Le TAL s’appuie sur la linguistique, le thème du second chapitre. Après quelques définitions et quelques évocations de querelles historiographiques, F. Landragin passe en revue les différents aspects ou axes d’approche : lexical, syntaxique, sémantique, détection des entités nommées (les noms propres) et ce qui est au-delà de la phrase. A chaque fois, des exemples très pédagogiques, généraux et tirés de la SF, illustrent ces concepts. La répétition et la question de la mémoire (à quoi se rapportent les pronoms et les articles ?) dans le texte sont en effet des phénomènes très compliqués à rendre au niveau informatique (en indexation par exemple).

Dans le chapitre suivant, on sort de l’écrit pour aborder la reconnaissance vocale, la question des émotions, de la cognition, des inférences (comment gérer l’expression d’une sous-conséquence, p. 142, c’est-à-dire quand dans une conversation une ou plusieurs étapes logiques sont sautées) et la question de l’omniscience des machines (qui n’ont pas d’esprit critique p. 147, puisque si c’est dans la base de donnée c’est forcément vrai). Puis dans le quatrième chapitre, il est question du traducteur universel, un artefact assez présent dans la SF. Dans le traducteur universel (non-organique), c’est bien sûr de la linguistique mais aussi de la statistique que l’on utilise. Là encore, la réalité est loin de la fiction et l’auteur liste ce que les possibilités actuelles permettent et ne permettent pas.

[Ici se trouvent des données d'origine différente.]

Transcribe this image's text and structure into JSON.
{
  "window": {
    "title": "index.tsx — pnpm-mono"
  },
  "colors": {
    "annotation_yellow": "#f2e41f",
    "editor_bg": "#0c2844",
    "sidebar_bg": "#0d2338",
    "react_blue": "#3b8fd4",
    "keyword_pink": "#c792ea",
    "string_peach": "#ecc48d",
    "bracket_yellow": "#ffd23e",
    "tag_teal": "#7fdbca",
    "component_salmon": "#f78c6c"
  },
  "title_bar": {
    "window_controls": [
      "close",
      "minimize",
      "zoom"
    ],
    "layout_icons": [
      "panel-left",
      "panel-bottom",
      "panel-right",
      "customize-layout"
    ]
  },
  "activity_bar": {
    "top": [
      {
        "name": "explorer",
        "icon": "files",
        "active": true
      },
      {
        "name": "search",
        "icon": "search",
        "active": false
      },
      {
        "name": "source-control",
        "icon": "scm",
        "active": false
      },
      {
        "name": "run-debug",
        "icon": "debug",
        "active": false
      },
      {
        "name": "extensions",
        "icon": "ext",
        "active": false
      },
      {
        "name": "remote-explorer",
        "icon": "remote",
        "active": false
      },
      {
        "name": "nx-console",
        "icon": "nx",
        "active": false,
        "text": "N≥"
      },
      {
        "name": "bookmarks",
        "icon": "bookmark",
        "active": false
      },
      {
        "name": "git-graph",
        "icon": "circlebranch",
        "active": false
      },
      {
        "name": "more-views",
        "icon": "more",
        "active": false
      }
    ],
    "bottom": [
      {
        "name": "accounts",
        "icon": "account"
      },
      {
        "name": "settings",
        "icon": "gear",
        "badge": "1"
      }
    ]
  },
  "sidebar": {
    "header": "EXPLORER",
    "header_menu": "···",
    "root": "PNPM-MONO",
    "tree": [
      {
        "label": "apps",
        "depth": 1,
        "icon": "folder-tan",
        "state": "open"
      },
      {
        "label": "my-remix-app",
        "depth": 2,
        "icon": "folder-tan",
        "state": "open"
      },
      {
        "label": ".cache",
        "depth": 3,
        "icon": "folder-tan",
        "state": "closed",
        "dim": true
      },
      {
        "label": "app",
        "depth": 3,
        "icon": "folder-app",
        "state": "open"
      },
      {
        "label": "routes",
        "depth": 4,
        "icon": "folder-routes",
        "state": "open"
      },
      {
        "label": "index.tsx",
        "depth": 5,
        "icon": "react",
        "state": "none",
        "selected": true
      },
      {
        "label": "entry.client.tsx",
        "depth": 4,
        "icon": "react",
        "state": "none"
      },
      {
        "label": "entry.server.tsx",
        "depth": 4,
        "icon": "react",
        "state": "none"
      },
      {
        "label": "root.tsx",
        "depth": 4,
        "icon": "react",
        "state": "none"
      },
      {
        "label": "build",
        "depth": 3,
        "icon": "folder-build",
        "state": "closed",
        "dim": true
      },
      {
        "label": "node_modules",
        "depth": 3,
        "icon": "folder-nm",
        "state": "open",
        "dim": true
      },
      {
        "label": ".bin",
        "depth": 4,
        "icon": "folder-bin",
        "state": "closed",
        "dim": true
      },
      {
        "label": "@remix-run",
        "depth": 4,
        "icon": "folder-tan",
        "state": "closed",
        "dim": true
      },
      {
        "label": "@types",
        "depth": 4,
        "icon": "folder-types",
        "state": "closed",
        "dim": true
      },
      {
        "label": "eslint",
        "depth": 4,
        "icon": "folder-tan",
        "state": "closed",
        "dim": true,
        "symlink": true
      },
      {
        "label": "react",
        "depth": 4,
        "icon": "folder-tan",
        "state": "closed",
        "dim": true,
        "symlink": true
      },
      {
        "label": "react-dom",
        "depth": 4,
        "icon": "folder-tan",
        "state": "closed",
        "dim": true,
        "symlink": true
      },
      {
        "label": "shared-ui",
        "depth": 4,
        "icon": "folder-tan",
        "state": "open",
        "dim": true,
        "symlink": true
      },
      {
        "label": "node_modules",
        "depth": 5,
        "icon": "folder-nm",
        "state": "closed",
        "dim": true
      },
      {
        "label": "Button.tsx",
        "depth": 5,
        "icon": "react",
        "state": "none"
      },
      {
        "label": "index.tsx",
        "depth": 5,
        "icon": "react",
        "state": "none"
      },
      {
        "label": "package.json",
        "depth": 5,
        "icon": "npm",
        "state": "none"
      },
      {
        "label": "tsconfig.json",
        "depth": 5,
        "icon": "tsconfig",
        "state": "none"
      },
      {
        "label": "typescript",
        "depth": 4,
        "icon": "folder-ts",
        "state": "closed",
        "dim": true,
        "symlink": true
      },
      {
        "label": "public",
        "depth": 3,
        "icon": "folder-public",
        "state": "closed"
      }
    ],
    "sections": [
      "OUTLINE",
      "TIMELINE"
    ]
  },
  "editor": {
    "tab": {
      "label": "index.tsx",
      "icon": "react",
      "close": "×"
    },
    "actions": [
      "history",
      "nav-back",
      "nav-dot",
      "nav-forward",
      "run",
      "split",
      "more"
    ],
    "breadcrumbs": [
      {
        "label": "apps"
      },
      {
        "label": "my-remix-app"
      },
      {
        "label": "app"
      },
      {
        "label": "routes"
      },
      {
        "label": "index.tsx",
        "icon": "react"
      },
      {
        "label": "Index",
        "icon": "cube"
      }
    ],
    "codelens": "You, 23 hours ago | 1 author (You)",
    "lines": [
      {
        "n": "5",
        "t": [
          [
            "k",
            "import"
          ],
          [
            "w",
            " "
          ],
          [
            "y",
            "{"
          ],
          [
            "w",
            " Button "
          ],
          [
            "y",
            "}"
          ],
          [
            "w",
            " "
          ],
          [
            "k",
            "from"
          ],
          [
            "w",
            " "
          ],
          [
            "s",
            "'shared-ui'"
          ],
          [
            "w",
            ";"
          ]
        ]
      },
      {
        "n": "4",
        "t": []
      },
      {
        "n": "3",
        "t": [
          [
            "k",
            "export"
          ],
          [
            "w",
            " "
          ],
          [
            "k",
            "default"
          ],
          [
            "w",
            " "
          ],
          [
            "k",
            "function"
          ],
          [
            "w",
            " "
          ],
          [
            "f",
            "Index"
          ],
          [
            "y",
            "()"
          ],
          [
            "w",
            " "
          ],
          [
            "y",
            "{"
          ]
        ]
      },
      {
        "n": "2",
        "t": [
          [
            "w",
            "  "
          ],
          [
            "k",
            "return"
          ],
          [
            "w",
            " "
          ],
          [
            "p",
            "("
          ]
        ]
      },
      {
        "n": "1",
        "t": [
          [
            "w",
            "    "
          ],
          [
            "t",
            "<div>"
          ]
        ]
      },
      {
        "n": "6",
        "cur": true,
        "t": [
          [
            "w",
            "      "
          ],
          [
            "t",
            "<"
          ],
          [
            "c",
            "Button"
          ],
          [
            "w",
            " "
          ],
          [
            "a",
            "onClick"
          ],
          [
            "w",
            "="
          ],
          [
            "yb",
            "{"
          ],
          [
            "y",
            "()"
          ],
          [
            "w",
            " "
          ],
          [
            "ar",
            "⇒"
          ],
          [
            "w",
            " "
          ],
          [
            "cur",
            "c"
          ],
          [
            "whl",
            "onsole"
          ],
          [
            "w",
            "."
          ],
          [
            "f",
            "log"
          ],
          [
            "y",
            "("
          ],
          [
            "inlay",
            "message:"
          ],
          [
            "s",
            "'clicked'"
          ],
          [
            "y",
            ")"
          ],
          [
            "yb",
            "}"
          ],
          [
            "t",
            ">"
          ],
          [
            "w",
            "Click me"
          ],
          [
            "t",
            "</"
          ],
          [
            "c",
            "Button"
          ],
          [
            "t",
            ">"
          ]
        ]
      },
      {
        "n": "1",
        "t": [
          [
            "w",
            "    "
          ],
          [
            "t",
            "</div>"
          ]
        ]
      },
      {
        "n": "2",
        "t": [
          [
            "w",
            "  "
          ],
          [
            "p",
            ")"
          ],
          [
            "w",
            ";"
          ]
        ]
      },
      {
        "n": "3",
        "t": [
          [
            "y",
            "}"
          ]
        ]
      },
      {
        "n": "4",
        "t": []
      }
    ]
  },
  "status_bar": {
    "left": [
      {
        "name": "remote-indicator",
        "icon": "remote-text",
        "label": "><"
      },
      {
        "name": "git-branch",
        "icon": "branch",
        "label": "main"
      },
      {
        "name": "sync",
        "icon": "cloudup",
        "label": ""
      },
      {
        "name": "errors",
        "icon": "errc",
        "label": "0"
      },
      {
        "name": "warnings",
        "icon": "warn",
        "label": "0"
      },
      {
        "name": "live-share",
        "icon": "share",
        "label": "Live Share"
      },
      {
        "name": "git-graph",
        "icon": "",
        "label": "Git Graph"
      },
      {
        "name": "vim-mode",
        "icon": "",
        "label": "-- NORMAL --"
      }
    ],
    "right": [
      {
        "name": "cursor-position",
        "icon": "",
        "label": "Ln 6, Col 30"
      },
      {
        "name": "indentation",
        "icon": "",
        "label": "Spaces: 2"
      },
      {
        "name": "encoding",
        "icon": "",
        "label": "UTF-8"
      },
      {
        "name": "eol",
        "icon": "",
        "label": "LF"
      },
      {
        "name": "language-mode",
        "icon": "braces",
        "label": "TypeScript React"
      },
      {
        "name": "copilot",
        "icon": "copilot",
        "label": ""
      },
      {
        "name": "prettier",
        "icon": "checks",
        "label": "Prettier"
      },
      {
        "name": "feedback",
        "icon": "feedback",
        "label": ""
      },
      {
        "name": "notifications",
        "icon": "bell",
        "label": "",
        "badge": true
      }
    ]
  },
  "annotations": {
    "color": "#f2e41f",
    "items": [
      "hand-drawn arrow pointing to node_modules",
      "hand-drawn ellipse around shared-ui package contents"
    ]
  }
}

Il est évident que la traduction automatique de La disparition de G. Perec est très très loin des capacités contemporaines (p. 169).

Dans le dernier chapitre, F. Landragin aborde le dialogue humains-machines, en commençant par les différents modes de communication (texte, voix, indications, etc.). Les machines sont très parlantes dans la SF mais tous les problèmes théoriques n’ont pas été utilisés dans les scénarios, selon l’auteur (il n’y aurait aucun scénario prenant pour argument principal un problème de contextualisation p. 200). La conclusion se veut prospective, avec comment des robots peuvent apprendre une langue naturelle. Les notes, la bibliographie et un index des notions complètent ce livre avec grand intérêt.

Comme nous avions déjà pu le voir quand l’auteur s’intéressait à la communication avec les aliens, F. Landragin a un bagage très sérieux en ce qui concerne la SF, quel que soit le média (et L. Besson n’est pas en odeur de sainteté p. 49). Malgré certains aspects techniques pointus, l’auteur essaie toujours d’être pédagogue et réussi à l’être. La page 159, qui vise à expliquer une difficulté rencontrée par la machine, est exemplaire de ce point de vue : les mots « petite », « brise » et « glace » sont-ils des noms, des verbes ou des adjectifs ? Comment traduire dans ce cas « la petite brise la glace » ? Une petite fille qui sur un lac veut atteindre l’eau ou un vent qui la refroidit ? C’est en arrière-plan la question du « bon sens » et comment on peut l’enseigner à une machine, c’est-à-dire comment faire intégrer la culture, la cosmogonie, sur laquelle est appuyée la langue. C’est déjà très compliqué avec les humains …

Ce livre permet aussi de mieux comprendre comment fonctionnent les traducteurs aujourd’hui accessibles sur internet et quel est l’origine de leur corpus d’apprentissage (les traductions juridiques multilingues et normées de l’Union Européenne par exemple, p. 80). Les questions de l’indexation et du résumé sont aussi facilement appréhendables par le lecteur qui utilise des résultats de ces processus chaque jour quand il est sur internet.

Un très bon livre, pour s’y retrouver entre le petit robot Nao, la voix du film Her et les assistants domestiques.

(ne surtout pas confier l’éducation d’un chatbot à des internautes … 8)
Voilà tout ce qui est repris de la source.